The cause of the problem depends on the error you are getting. Most Messages will be under the 450 4.5.3 SMTP error code. Read the undeliverable message and try to find the following:
Error: 'Excessive email sent external this hour' or 'Excessive email sent today.' including the error responses "Excessive email sent external this hour - Please contact support for better mass email alternatives - 1,000 limit per hour", "Excessive email sent this hour - Please contact support for better mass email alternatives - 40,000 limit per hour", or "Excessive email sent today - Please contact support for better mass email alternatives - 50,000 limit per day"
Cause: When the account was compromised, the account sent more spam emails to others than the maximum daily limit of emails from the compromised account.
Solution: You will need to wait up to 24 hours for email counter to reset.
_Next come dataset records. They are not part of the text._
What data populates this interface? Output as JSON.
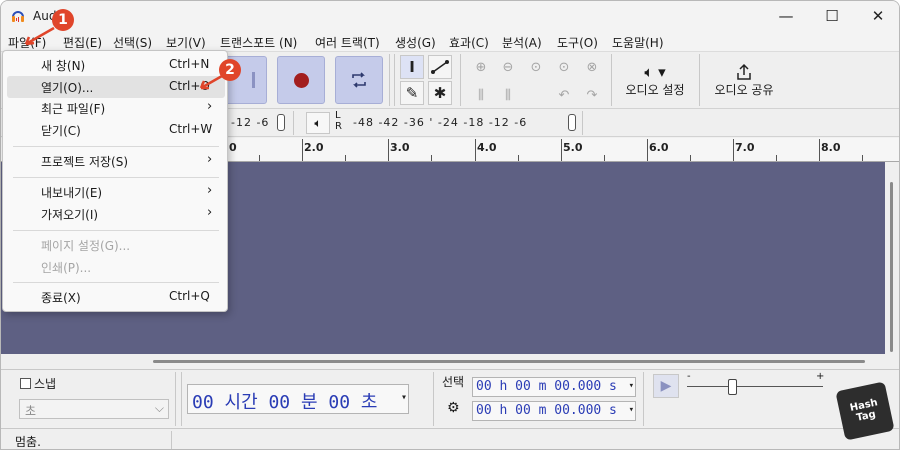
{
  "window": {
    "title": "Aud",
    "controls": {
      "minimize": "—",
      "maximize": "☐",
      "close": "✕"
    }
  },
  "menubar": {
    "items": [
      "파일(F)",
      "편집(E)",
      "선택(S)",
      "보기(V)",
      "트랜스포트 (N)",
      "여러 트랙(T)",
      "생성(G)",
      "효과(C)",
      "분석(A)",
      "도구(O)",
      "도움말(H)"
    ]
  },
  "toolbar": {
    "audio_settings_label": "오디오 설정",
    "audio_share_label": "오디오 공유"
  },
  "meters": {
    "playback_scale": "-12  -6",
    "record_lr": "L\nR",
    "record_scale": "-48 -42 -36   '   -24 -18 -12  -6"
  },
  "ruler": {
    "labels": [
      "0",
      "2.0",
      "3.0",
      "4.0",
      "5.0",
      "6.0",
      "7.0",
      "8.0"
    ]
  },
  "bottom": {
    "snap_label": "스냅",
    "snap_unit": "초",
    "time_display": "00 시간 00 분 00 초",
    "selection_label": "선택",
    "sel_start": "00 h 00 m 00.000 s",
    "sel_end": "00 h 00 m 00.000 s",
    "speed_min": "-",
    "speed_max": "+"
  },
  "status": {
    "text": "멈춤."
  },
  "file_menu": {
    "items": [
      {
        "label": "새 창(N)",
        "shortcut": "Ctrl+N",
        "submenu": false,
        "disabled": false
      },
      {
        "label": "열기(O)...",
        "shortcut": "Ctrl+O",
        "submenu": false,
        "disabled": false
      },
      {
        "label": "최근 파일(F)",
        "shortcut": "",
        "submenu": true,
        "disabled": false
      },
      {
        "label": "닫기(C)",
        "shortcut": "Ctrl+W",
        "submenu": false,
        "disabled": false
      },
      {
        "label": "프로젝트 저장(S)",
        "shortcut": "",
        "submenu": true,
        "disabled": false
      },
      {
        "label": "내보내기(E)",
        "shortcut": "",
        "submenu": true,
        "disabled": false
      },
      {
        "label": "가져오기(I)",
        "shortcut": "",
        "submenu": true,
        "disabled": false
      },
      {
        "label": "페이지 설정(G)...",
        "shortcut": "",
        "submenu": false,
        "disabled": true
      },
      {
        "label": "인쇄(P)...",
        "shortcut": "",
        "submenu": false,
        "disabled": true
      },
      {
        "label": "종료(X)",
        "shortcut": "Ctrl+Q",
        "submenu": false,
        "disabled": false
      }
    ]
  },
  "badges": {
    "one": "1",
    "two": "2"
  },
  "watermark": {
    "line1": "Hash",
    "line2": "Tag"
  },
  "colors": {
    "accent": "#c5cbea",
    "track_bg": "#5e6083",
    "badge": "#e0452a",
    "record": "#a31e1e",
    "time_text": "#2a3cb5"
  }
}
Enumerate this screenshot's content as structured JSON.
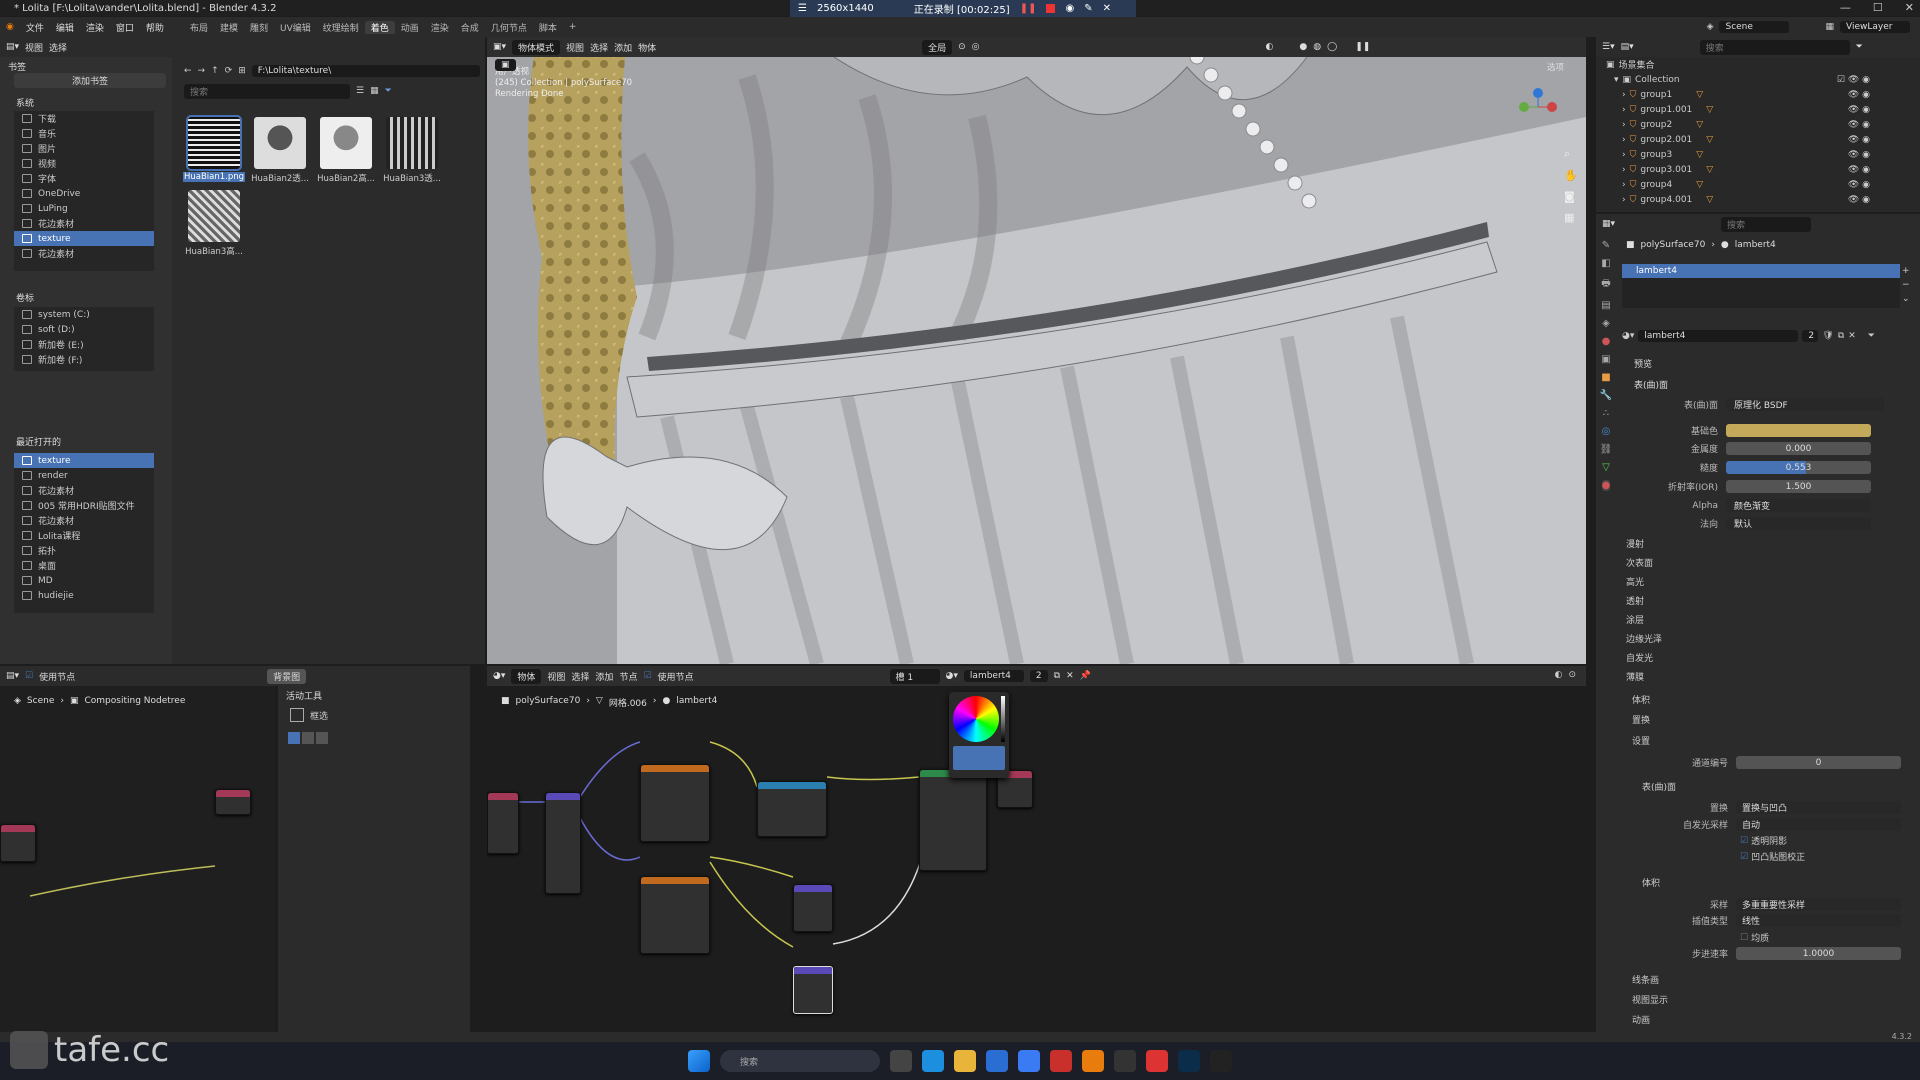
{
  "window": {
    "title": "* Lolita [F:\\Lolita\\vander\\Lolita.blend] - Blender 4.3.2"
  },
  "recorder": {
    "resolution": "2560x1440",
    "status": "正在录制 [00:02:25]"
  },
  "menu": {
    "items": [
      "文件",
      "编辑",
      "渲染",
      "窗口",
      "帮助"
    ],
    "workspaces": [
      "布局",
      "建模",
      "雕刻",
      "UV编辑",
      "纹理绘制",
      "着色",
      "动画",
      "渲染",
      "合成",
      "几何节点",
      "脚本"
    ],
    "active_workspace": "着色",
    "scene_label": "Scene",
    "viewlayer_label": "ViewLayer"
  },
  "file_browser": {
    "menus": [
      "视图",
      "选择"
    ],
    "bookmarks_title": "书签",
    "add_bookmark": "添加书签",
    "system_title": "系统",
    "system_items": [
      "下载",
      "音乐",
      "图片",
      "视频",
      "字体",
      "OneDrive",
      "LuPing",
      "花边素材",
      "texture",
      "花边素材"
    ],
    "system_selected": "texture",
    "volumes_title": "卷标",
    "volumes": [
      "system (C:)",
      "soft (D:)",
      "新加卷 (E:)",
      "新加卷 (F:)"
    ],
    "recent_title": "最近打开的",
    "recent": [
      "texture",
      "render",
      "花边素材",
      "005 常用HDRI贴图文件",
      "花边素材",
      "Lolita课程",
      "拓扑",
      "桌面",
      "MD",
      "hudiejie"
    ],
    "recent_selected": "texture",
    "path": "F:\\Lolita\\texture\\",
    "search_placeholder": "搜索",
    "files": [
      "HuaBian1.png",
      "HuaBian2透...",
      "HuaBian2高...",
      "HuaBian3透...",
      "HuaBian3高..."
    ],
    "selected_file": "HuaBian1.png"
  },
  "viewport": {
    "mode": "物体模式",
    "menus": [
      "视图",
      "选择",
      "添加",
      "物体"
    ],
    "transform": "全局",
    "options_label": "选项",
    "overlay_line1": "用户透视",
    "overlay_line2": "(245) Collection | polySurface70",
    "overlay_line3": "Rendering Done"
  },
  "outliner": {
    "search_placeholder": "搜索",
    "root": "场景集合",
    "collection": "Collection",
    "items": [
      "group1",
      "group1.001",
      "group2",
      "group2.001",
      "group3",
      "group3.001",
      "group4",
      "group4.001"
    ]
  },
  "properties": {
    "search_placeholder": "搜索",
    "breadcrumb_object": "polySurface70",
    "breadcrumb_material": "lambert4",
    "slot": "lambert4",
    "material_name": "lambert4",
    "users": "2",
    "preview_label": "预览",
    "surface_label": "表(曲)面",
    "surface_shader_label": "表(曲)面",
    "surface_shader": "原理化 BSDF",
    "base_color_label": "基础色",
    "base_color": "#c4a95a",
    "metallic_label": "金属度",
    "metallic": "0.000",
    "metallic_fill": 0.0,
    "roughness_label": "糙度",
    "roughness": "0.553",
    "roughness_fill": 0.553,
    "ior_label": "折射率(IOR)",
    "ior": "1.500",
    "alpha_label": "Alpha",
    "alpha": "颜色渐变",
    "normal_label": "法向",
    "normal": "默认",
    "subsections": [
      "漫射",
      "次表面",
      "高光",
      "透射",
      "涂层",
      "边缘光泽",
      "自发光",
      "薄膜"
    ],
    "volume_label": "体积",
    "displacement_label": "置换",
    "settings_label": "设置",
    "pass_index_label": "通道编号",
    "pass_index": "0",
    "settings_surface_label": "表(曲)面",
    "displacement_method_label": "置换",
    "displacement_method": "置换与凹凸",
    "emission_sampling_label": "自发光采样",
    "emission_sampling": "自动",
    "transparent_shadow": "透明阴影",
    "bump_map_correction": "凹凸贴图校正",
    "settings_volume_label": "体积",
    "sampling_label": "采样",
    "sampling": "多重重要性采样",
    "interpolation_label": "插值类型",
    "interpolation": "线性",
    "homogeneous": "均质",
    "step_rate_label": "步进速率",
    "step_rate": "1.0000",
    "lineart_label": "线条画",
    "viewport_display_label": "视图显示",
    "animation_label": "动画",
    "version": "4.3.2"
  },
  "compositor": {
    "use_nodes": "使用节点",
    "backdrop": "背景图",
    "breadcrumb_scene": "Scene",
    "breadcrumb_tree": "Compositing Nodetree",
    "active_tool": "活动工具",
    "tool_name": "框选"
  },
  "shader_editor": {
    "object_mode": "物体",
    "menus": [
      "视图",
      "选择",
      "添加",
      "节点"
    ],
    "use_nodes": "使用节点",
    "slot": "槽 1",
    "material": "lambert4",
    "users": "2",
    "breadcrumb_object": "polySurface70",
    "breadcrumb_mesh": "网格.006",
    "breadcrumb_material": "lambert4"
  },
  "taskbar": {
    "search_placeholder": "搜索",
    "watermark": "tafe.cc"
  },
  "colors": {
    "accent": "#4772b3",
    "lace": "#b7a15e"
  }
}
Error: 'Excessive email sent today' including the error responses "The delivery has failed to these recipients or groups: your message couldn't be delivered, your email address is suspected of sending spam and can't send outside of your organization. Please contact your email admin.", or "The message couldn't be delivered because you weren't recognized as a valid sender. The most common reasons for this is that your email address is expected of sending spam and its no longer able to send messages outside of your organization. Contact your email admin for assistance."
Cause: Sending emails outside of wisc.edu is blocked by Microsoft when an account is flagged for phishing. The Help Desk tool that re-enables accounts should remove this block but can fail on specific occasions.
Solution: Typically this error will go away within 24 hours after the account is re-enabled as the change matriculates through the email system. If this issue is still occurring and 24 hours has passed since the account was re-enabled, contact the DoIT Help Desk and request that your email be unblocked
Getting other undeliverable errors errors? See: Office 365 / WiscMail / WiscMail Plus - Understanding SMTP errors
In the email inbox, there are lots of emails from either 'Postmaster' or 'Microsoft Outlook'
When the account was compromised, the email account was sending large amounts of spam emails to other UW Madison students and faculty. Some of the messages resulted in an undeliverable reply because the account either reached the max email send limit for the day or sent to an invalid email address.
Delete the messages. There is not a way to select all and delete, but you can check multiple emails on a page and press Delete.
After an account was re-enabled, it is disabled again shortly after.
When setting a new password during the recovery procedure, the new password that was set was either too similar to the old password or too week.
Example: The old password that was compromised was Bucky1, and the new one was set to be Bucky2.
During the next account recovery, set a stronger password and make it completely different than the old one.